Members of the drum and croaker family are among the most common saltwater fish of the Chesapeake Bay. This group of fish includes red drum, black drum, croaker, spot, kingfish, gray sea trout, and speckled trout. Other familiar species include summer flounder, bluefish, cobia, and Spanish mackerel.
Some areas of the Chesapeake Bay sustain populations of reef dwelling fish, including black sea bass, tautog, spadefish, gray triggerfish, and sheepshead. These species are often found near oyster reefs, mussel beds, wrecks, pilings, and other structure.
Several species of fish commonly found in the Chesapeake Bay are anadromous; they spend most of their life at sea, before migrating through the bay and into rivers or shallow areas to spawn.
The striped bass, also known as “rockfish” is the most well known anadromous fish found in the Chesapeake Bay. The major nursery for Atlantic striped bass stocks is the Chesapeake Bay. Young fish feed and grow in shallow estuaries until they are large enough to leave the bay. As adults, they live along the coast from New England to the Carolinas.
White perch are small but tenacious fish that are common in parts of the bay and its rivers. The fish are caught with small baits such as grass shrimp or bloodworms, or by casting artificial lures or flies. They are sometimes found together with yellow perch.

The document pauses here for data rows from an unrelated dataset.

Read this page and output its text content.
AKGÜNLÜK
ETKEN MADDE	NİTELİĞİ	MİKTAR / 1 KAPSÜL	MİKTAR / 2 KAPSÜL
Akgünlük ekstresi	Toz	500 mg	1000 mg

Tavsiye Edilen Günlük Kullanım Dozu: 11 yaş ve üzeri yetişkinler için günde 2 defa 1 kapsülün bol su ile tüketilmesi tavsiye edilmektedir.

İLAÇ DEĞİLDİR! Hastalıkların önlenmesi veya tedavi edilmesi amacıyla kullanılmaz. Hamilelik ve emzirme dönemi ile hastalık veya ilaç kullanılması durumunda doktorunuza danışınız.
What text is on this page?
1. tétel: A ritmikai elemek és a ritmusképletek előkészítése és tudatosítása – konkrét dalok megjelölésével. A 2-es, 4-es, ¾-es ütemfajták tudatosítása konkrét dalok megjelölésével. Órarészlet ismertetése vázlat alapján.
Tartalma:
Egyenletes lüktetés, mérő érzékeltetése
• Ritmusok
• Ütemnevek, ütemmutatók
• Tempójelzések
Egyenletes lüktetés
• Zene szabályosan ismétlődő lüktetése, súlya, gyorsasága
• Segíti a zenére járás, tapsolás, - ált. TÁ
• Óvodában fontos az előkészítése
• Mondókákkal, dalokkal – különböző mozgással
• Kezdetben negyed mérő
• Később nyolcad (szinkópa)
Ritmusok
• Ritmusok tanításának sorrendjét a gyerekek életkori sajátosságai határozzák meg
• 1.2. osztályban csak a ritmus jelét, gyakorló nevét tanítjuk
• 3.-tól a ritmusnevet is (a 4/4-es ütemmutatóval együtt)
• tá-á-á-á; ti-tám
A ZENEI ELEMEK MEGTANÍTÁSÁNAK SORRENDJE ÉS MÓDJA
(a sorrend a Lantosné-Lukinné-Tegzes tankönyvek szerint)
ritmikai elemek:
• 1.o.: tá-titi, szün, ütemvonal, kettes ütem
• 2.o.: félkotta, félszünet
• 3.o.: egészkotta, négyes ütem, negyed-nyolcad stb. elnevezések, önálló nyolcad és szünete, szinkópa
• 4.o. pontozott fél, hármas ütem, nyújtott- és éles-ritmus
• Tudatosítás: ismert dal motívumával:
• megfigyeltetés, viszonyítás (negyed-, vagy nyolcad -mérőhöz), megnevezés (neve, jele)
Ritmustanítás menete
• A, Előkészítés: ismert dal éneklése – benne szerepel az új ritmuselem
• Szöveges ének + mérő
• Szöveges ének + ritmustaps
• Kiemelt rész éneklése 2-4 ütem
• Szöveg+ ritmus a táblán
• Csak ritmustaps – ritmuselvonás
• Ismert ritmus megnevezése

Yellow perch are found in several of the estuary’s rivers. Normally a freshwater species, these pan-sized fish tolerate brackish rivers of the Chesapeake Bay watershed.
The American shad is another famous anadromous species that visits the Chesapeake Bay watershed. The species is also known as white shad, Atlantic shad or “poor man’s salmon.” They are sometimes found with hickory shad which are similar in appearance.
Hickory shad are smaller than American shad. Another identifying feature of this species is its lower jaw which juts out further than the upper jaw. Hickory shad are silver with amber highlights. They have spots on the shoulder which are duskier and more obscure than American shad.
Similar to shad, river herring are seasonal visitors to the Chesapeake Bay. The term “river herring” is a collective name for 2 similar species of anadromous fish; alewife (Alosa pseudoharengus) and blueback herring (Alosa aestivalis).
The American eel is another species that is found throughout the Chesapeake Bay. American eels enter the estuary as tiny larval stage fish. Larval eels migrate throughout the watershed, often moving hundreds of miles inland.
Young eels grow to adulthood in sheltered areas before moving back down the Chesapeake. Eventually. adult eels make their way to the Atlantic and spawn at sea
The Atlantic sturgeon is the largest fish native to the Chesapeake Bay. Adult sturgeon can reach lengths of six to eight feet and weigh 200 pounds or more. In Canada, individuals up to 14 feet long and 800 pounds have been recorded. Atlantic sturgeon can live 60 years or more.
Chesapeake Bay forage species include Atlantic menhaden, bay anchovies, striped anchovies, silversides, mullet, gizzard shad, threadfin shad, mummichogs, killifish, and others.